> Why would anyone continue to use a communications application that's known to do this?

Network effect. Most people are not using Whatsapp because it is E2EE, they are using it because all their friends are.

Not sure if terrorist and organized crime are influenced by the "Network effect"...and it's because of them right?

Even if true it seems it could still create a smaller haystack.

Of freedom activists or terrorists? Or is that a viewpoint thing?

My guess: Client-side scan for certain keywords to identify grooming and some kind of signature-based identification of known child-porn media. Basically what I assume Messenger does today, but on the local devices instead.

The general public won't care until we're halfway down a slippery slope, and then people will just switch to whatever platform is perceived as more secure/popular at that particular moment in time.

> Why would anyone continue to use a communications application that's known to do this?

Are you kidding? Almost nobody will care about that. This isn't even a new threat. It's common practice already.

What if hashes of known-bad content are stored locally on the device, and sending content that matches against those hashes is not allowed. Or, the user could appeal if they think there's a false positive. This can be used for CP but also for known-bad fake news or inflammatory content. Clearly, the content hash DB needs to be scope down, and what goes in there should be chosen with democratic principles, and stand scrutiny in the courts. If done thoughtfully, it seems like a feasible solution.

Changing a hash is incredibly easy, you could just change some Metadata and the hash would change. And any perceptual hashing algorithms would naturally lead to false positives.

Also this would likely be quickly commandeered for copyrighted work (honestly pretty surprised it hasn't happened already).

This is already done extensively: https://en.wikipedia.org/wiki/PhotoDNA and https://blog.cloudflare.com/the-csam-scanning-tool/

Yes, it would have to be a perceptual hash. False positives will occur, so there needs to be a way to appeal or remediate the algorithmic decision. We already apply this approach in a bunch of places. I believe the major personal cloud storage providers (OneDrive, etc) already do such scanning.

>This can be used for CP but also for known-bad fake news or inflammatory content.
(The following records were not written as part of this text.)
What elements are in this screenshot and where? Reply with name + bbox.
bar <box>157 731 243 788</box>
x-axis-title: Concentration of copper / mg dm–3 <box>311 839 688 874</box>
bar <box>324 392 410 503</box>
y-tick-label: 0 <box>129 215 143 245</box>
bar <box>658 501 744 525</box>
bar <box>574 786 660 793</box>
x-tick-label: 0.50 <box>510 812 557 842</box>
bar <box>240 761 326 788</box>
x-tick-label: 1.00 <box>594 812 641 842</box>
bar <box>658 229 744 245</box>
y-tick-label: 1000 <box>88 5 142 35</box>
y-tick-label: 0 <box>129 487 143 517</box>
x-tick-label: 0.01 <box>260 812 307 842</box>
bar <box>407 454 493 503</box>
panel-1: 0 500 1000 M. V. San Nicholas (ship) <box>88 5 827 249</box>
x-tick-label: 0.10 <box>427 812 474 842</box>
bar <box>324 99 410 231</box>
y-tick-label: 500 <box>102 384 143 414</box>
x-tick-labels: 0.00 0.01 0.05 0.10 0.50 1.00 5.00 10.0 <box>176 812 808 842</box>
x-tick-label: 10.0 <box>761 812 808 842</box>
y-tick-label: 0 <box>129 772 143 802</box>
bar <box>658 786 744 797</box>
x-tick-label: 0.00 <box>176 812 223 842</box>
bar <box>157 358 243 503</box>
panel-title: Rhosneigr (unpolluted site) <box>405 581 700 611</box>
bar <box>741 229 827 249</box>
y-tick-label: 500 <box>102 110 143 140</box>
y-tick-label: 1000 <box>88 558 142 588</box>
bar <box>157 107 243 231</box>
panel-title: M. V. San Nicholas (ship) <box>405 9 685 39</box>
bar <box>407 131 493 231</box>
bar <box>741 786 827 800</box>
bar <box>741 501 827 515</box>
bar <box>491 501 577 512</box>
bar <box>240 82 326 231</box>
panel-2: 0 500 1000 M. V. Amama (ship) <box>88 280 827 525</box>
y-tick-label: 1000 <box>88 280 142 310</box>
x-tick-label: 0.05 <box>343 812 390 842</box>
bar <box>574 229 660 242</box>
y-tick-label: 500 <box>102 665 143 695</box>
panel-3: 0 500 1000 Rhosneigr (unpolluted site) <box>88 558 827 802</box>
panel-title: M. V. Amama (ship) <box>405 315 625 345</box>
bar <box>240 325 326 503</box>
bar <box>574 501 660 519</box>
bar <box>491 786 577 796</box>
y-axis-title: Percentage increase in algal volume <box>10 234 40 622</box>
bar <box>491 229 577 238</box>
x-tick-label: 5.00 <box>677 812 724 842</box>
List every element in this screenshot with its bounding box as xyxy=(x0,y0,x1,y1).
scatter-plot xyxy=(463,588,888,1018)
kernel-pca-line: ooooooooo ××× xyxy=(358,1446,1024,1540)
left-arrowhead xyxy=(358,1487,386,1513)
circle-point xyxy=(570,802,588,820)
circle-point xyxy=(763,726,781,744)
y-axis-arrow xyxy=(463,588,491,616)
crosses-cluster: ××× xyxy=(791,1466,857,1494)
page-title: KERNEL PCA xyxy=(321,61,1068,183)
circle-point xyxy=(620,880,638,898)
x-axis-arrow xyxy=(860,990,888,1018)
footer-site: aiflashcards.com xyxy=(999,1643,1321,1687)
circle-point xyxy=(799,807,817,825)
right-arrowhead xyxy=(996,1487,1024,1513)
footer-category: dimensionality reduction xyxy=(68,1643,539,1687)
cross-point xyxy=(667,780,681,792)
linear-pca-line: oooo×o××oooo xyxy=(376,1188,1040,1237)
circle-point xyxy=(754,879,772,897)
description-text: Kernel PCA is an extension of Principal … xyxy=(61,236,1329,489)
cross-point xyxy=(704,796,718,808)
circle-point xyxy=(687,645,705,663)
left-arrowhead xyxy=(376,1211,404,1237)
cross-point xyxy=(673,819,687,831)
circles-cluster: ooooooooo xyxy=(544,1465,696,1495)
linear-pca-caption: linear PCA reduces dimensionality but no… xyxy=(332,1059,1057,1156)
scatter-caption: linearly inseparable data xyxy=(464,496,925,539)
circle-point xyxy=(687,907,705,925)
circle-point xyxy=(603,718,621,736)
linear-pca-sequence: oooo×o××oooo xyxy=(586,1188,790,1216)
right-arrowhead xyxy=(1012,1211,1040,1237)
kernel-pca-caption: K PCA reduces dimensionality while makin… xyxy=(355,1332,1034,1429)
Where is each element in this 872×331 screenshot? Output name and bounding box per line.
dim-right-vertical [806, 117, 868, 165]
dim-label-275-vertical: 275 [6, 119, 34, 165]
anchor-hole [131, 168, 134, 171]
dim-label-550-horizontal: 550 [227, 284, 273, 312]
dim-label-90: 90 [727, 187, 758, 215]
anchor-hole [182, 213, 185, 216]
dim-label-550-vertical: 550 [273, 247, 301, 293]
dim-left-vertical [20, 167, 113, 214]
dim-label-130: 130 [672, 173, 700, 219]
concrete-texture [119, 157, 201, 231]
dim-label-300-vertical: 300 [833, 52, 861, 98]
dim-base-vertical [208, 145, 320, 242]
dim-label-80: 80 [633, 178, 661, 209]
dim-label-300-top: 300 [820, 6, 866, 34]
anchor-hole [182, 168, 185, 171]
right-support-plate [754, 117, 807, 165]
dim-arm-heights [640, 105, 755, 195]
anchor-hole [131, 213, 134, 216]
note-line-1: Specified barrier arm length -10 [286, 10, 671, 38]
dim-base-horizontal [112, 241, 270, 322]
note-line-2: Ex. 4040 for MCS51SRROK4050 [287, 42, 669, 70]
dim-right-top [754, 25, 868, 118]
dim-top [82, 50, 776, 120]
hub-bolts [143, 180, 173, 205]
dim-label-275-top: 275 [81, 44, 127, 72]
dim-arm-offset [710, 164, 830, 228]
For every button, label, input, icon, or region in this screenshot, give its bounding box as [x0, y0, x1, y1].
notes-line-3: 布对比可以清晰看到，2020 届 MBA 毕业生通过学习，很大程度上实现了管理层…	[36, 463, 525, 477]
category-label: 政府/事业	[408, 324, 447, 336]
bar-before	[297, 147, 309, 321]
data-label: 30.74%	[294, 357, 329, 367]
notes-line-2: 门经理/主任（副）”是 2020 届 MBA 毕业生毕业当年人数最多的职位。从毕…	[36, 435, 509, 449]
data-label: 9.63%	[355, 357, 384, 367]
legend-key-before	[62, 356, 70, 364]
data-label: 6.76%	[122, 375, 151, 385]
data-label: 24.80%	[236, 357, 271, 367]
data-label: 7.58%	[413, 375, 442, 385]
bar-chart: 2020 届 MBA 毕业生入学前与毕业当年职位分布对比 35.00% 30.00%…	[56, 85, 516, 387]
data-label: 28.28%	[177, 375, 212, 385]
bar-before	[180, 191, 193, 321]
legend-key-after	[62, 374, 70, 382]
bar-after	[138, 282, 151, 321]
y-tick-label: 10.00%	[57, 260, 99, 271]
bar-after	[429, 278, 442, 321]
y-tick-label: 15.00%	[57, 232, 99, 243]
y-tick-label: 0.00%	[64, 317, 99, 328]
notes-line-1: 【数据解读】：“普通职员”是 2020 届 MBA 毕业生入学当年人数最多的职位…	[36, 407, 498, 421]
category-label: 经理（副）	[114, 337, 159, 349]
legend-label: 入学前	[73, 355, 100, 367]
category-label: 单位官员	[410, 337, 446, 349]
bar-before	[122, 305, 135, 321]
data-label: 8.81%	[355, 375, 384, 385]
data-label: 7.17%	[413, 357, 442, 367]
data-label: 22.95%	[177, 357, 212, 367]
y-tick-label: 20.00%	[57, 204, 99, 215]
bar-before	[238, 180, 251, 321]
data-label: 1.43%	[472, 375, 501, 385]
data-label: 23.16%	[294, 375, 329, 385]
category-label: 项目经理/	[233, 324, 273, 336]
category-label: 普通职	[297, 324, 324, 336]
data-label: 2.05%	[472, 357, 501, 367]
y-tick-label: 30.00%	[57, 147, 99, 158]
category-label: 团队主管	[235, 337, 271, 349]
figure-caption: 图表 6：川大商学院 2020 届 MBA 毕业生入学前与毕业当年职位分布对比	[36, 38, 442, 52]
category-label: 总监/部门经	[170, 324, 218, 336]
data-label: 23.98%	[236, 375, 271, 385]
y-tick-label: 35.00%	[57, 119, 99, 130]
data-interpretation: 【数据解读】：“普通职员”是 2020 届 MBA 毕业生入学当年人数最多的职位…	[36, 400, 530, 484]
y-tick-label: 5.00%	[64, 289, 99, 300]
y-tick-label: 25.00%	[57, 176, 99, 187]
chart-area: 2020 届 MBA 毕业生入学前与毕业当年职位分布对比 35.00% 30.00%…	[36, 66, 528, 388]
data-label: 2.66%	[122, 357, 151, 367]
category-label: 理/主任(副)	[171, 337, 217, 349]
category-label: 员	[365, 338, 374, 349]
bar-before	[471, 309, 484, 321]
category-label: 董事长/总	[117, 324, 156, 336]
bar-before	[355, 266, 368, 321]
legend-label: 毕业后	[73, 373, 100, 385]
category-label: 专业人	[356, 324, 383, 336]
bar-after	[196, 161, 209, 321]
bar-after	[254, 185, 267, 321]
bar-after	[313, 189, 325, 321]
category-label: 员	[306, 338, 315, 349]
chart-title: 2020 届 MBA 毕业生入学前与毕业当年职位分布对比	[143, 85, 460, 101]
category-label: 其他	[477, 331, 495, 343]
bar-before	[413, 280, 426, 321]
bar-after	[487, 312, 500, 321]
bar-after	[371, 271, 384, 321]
It worries me that anyone thinks it would be a good idea to have "fake news" and "inflammatory content" blocked at the device level. Obviously cloud providers can do whatever they want (though I doubt it catches any more than the lowest hanging fruit, encrypting then uploading would be uncatchable), but the idea that my device will have a list of disapproved content, and I'll have to appeal to the government to be allowed to view it in case of false positives? The day that becomes a reality freedom will truly be dead.

I didn't say it would be at the system level. I'd expect this to happen per app. It's similar to how photo manipulation software can detect currency. I doubt every such app complies, and certainly the system screenshot tool does not.